By Tristram Korten
Florida Center for Investigative Reporting

The Florida Department of Environmental Protection is not enforcing laws against companies responsible for hazardous materials pollution or collecting the fines it could from polluters, according to a study released Thursday by an environmental group.

The report, by the Florida chapter of Public Employees for Environmental Responsibility, examined several years of public records and found that DEP enforcement efforts have been significantly scaled back. Enforcement cases filed by the agency have declined 82 percent since 2011. Hazardous waste assessments, in which the department has found a violation against a perpetrator, have declined 80 percent since 2010.

Some hazardous waste permit holders “have never been inspected before, ever,” said Jerry Phillips, director of Florida PEER and a former enforcement attorney for DEP.

The PEER report states that under Gov. Rick Scott the department’s policy has been to work with polluters to bring them into compliance rather than punish them. DEP claimed in 2012 that this “compliance assistance strategy” had resulted in hazardous waste non-compliance rates dropping from 10 percent to 2 percent. The PEER report states that the public records substantiating this statement were requested and that the DEP provided a spreadsheet that did not have enough details to support the claim.

A DEP spokesperson told the Florida Center for Investigative Reporting that the agency would not respond until state officials had reviewed the report. (This item will be updated with DEP’s response when available.)

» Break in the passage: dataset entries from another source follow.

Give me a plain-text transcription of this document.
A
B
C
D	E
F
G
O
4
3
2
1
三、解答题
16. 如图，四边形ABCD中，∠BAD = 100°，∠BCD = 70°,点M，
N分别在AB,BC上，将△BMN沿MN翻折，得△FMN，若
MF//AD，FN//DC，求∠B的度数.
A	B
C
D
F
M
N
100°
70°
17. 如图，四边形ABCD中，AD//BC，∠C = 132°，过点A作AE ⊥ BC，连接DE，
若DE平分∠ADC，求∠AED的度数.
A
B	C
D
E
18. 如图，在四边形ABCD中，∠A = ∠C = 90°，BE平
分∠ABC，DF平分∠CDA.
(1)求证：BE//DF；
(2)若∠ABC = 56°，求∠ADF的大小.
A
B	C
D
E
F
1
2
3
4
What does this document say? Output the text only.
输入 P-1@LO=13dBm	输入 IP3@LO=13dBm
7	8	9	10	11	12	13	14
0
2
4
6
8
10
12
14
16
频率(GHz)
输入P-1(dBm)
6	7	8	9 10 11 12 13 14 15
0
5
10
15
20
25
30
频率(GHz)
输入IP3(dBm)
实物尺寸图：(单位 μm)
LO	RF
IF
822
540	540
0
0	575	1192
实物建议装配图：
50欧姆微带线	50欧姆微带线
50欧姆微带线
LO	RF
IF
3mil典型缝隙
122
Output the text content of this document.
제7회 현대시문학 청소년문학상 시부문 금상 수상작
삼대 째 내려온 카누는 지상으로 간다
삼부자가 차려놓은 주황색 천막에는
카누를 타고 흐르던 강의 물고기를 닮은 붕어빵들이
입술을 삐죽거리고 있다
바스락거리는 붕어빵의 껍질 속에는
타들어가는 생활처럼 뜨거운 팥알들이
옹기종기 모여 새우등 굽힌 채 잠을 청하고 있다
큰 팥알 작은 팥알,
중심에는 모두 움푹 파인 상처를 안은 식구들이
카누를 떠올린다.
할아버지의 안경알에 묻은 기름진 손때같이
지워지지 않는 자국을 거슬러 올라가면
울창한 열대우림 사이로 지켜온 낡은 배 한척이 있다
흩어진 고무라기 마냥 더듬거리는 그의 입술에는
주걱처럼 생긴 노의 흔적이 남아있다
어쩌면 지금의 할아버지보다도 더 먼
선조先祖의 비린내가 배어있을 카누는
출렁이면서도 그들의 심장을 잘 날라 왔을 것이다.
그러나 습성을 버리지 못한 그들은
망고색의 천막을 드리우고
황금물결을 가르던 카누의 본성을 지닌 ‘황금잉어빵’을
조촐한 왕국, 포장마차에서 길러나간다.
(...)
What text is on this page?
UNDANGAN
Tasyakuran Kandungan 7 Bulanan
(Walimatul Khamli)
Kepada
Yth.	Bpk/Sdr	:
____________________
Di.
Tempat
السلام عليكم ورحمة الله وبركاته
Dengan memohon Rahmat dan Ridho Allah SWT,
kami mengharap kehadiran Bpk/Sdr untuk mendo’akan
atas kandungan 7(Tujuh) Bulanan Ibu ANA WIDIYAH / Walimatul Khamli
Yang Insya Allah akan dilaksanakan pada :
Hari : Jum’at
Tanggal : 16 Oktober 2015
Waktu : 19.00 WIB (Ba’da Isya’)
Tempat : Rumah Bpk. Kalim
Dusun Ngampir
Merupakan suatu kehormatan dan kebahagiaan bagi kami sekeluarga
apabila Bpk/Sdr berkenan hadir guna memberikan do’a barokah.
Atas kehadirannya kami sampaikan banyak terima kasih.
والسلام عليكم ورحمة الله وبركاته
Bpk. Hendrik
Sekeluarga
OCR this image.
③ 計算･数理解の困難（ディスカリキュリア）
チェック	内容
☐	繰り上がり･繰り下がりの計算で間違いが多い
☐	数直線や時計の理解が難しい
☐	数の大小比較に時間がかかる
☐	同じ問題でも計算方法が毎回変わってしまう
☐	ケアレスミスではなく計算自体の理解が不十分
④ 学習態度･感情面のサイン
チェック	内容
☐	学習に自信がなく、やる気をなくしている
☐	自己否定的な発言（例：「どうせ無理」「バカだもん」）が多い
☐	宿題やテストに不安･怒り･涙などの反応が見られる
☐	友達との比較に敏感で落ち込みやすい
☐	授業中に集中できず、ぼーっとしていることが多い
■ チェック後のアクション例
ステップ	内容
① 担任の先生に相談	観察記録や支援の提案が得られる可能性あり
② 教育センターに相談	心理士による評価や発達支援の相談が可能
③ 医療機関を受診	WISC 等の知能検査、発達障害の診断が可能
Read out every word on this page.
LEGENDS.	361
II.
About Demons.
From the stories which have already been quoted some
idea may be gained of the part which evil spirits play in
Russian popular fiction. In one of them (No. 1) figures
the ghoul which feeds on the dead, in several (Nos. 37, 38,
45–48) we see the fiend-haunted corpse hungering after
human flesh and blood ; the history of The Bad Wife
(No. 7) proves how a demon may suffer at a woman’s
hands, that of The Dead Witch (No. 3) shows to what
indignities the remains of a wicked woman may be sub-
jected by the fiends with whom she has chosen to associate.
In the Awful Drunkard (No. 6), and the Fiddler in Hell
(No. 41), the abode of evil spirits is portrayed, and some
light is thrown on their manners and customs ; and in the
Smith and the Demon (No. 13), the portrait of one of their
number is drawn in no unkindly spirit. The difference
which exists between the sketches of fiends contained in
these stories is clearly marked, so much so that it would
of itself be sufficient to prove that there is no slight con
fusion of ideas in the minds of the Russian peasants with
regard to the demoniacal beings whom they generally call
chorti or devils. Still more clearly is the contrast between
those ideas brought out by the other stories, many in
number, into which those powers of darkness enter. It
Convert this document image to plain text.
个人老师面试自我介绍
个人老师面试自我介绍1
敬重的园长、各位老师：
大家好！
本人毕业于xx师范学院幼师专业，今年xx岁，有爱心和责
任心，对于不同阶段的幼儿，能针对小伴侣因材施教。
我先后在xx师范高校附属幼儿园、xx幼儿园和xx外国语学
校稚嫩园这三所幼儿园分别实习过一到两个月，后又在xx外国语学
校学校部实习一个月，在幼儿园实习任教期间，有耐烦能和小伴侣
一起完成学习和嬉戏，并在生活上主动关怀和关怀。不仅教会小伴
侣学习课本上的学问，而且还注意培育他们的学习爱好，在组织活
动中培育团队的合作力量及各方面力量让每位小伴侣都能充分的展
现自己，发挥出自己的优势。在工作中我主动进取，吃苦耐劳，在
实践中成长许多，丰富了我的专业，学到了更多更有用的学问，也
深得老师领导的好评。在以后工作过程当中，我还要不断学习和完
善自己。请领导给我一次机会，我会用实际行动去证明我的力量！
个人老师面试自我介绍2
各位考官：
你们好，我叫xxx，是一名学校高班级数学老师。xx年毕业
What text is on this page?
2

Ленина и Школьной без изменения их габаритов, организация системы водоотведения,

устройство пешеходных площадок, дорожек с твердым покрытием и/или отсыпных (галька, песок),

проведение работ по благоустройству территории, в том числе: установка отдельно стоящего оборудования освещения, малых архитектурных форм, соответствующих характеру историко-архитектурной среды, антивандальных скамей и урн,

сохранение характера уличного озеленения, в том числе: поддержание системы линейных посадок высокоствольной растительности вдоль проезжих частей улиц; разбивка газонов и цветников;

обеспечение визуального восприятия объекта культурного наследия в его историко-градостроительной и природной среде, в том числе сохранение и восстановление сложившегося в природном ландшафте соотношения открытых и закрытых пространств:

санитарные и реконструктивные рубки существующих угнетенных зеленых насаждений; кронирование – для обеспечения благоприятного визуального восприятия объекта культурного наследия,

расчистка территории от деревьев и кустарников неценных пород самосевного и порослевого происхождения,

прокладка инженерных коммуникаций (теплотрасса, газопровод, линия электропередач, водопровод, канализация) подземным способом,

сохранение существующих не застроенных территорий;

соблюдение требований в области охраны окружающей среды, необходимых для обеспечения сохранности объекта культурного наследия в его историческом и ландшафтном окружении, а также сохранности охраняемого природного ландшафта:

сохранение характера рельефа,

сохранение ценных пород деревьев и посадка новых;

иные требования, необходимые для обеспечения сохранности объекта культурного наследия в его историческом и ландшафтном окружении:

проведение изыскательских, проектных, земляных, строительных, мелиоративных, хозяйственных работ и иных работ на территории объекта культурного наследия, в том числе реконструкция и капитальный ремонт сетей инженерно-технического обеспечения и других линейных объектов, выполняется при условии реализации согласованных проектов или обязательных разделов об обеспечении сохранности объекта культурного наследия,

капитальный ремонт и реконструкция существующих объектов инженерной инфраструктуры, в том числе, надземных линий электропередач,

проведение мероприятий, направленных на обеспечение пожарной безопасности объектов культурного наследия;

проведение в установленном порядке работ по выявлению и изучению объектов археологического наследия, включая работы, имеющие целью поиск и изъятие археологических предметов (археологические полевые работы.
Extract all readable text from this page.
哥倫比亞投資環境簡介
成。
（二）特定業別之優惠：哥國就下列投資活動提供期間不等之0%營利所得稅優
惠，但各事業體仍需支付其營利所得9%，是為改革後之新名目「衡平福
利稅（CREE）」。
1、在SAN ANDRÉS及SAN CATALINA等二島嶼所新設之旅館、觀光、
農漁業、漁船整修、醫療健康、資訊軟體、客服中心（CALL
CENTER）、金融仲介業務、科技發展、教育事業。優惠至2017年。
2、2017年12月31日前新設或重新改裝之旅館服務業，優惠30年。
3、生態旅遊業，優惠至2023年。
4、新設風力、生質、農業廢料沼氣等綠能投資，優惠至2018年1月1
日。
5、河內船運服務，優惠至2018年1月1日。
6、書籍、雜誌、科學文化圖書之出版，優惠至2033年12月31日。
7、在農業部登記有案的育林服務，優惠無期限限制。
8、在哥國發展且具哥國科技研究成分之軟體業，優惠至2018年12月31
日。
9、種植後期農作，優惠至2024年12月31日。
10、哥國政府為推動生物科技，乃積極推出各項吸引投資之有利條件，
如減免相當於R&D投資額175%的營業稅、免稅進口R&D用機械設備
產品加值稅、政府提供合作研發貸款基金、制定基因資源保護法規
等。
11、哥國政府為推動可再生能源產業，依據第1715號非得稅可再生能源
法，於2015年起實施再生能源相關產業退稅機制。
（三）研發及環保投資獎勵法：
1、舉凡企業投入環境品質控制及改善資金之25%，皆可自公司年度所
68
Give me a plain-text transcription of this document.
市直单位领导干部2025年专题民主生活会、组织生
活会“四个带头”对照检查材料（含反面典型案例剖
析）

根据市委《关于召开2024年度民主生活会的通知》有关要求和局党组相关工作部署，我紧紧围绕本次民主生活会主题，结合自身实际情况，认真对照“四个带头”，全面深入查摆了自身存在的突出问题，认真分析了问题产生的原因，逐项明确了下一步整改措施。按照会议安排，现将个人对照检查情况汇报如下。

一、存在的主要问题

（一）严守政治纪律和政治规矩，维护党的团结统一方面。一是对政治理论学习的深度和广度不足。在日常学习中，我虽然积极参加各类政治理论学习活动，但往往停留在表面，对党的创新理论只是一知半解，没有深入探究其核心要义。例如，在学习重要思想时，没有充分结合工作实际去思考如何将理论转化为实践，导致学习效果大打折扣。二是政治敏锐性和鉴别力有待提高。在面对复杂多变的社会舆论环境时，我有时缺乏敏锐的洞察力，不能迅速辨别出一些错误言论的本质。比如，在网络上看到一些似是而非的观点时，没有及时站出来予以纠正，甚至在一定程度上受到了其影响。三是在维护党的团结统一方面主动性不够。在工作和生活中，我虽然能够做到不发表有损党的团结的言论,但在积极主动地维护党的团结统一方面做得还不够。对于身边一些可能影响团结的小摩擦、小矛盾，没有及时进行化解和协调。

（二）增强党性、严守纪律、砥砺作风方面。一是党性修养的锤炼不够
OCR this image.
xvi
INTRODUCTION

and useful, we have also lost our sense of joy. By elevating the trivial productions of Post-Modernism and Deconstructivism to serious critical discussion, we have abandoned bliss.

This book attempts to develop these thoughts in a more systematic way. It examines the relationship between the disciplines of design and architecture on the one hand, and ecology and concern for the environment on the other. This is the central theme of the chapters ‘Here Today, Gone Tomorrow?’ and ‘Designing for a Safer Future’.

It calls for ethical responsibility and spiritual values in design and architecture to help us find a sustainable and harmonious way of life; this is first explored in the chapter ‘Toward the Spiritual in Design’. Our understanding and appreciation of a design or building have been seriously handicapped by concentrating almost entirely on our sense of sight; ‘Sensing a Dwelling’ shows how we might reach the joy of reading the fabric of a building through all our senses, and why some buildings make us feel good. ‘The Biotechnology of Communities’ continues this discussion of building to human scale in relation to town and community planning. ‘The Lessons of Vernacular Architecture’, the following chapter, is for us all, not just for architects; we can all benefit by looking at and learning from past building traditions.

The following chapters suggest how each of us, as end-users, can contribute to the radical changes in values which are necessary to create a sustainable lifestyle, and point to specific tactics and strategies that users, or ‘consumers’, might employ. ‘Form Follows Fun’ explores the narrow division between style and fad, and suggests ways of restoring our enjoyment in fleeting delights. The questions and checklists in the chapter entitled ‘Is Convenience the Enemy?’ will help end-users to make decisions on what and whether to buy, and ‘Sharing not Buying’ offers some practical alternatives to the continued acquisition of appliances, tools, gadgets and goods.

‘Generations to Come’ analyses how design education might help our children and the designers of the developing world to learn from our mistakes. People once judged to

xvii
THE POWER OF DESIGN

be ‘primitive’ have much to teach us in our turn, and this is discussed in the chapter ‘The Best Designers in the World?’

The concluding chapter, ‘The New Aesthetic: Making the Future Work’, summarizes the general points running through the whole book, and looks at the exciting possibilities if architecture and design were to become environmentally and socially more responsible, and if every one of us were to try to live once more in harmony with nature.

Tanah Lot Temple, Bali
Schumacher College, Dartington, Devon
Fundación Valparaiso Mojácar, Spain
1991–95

The laws regulating hazardous material handling and their disposal were established in the federal Resource Conservation and Recovery Act of 1976. The U.S. Environmental Protection Agency is responsible for enforcing the law. The PEER report states that the EPA delegated permitting and enforcement powers to DEP in a 2014 agreement. In exchange, DEP received $2.8 million in 2015 for enforcement.

“It’s taxpayer money that’s not being spent very well,” Phillips said.

PEER’s report includes 10 case studies of companies that were caught violating the law and the lax enforcement they faced.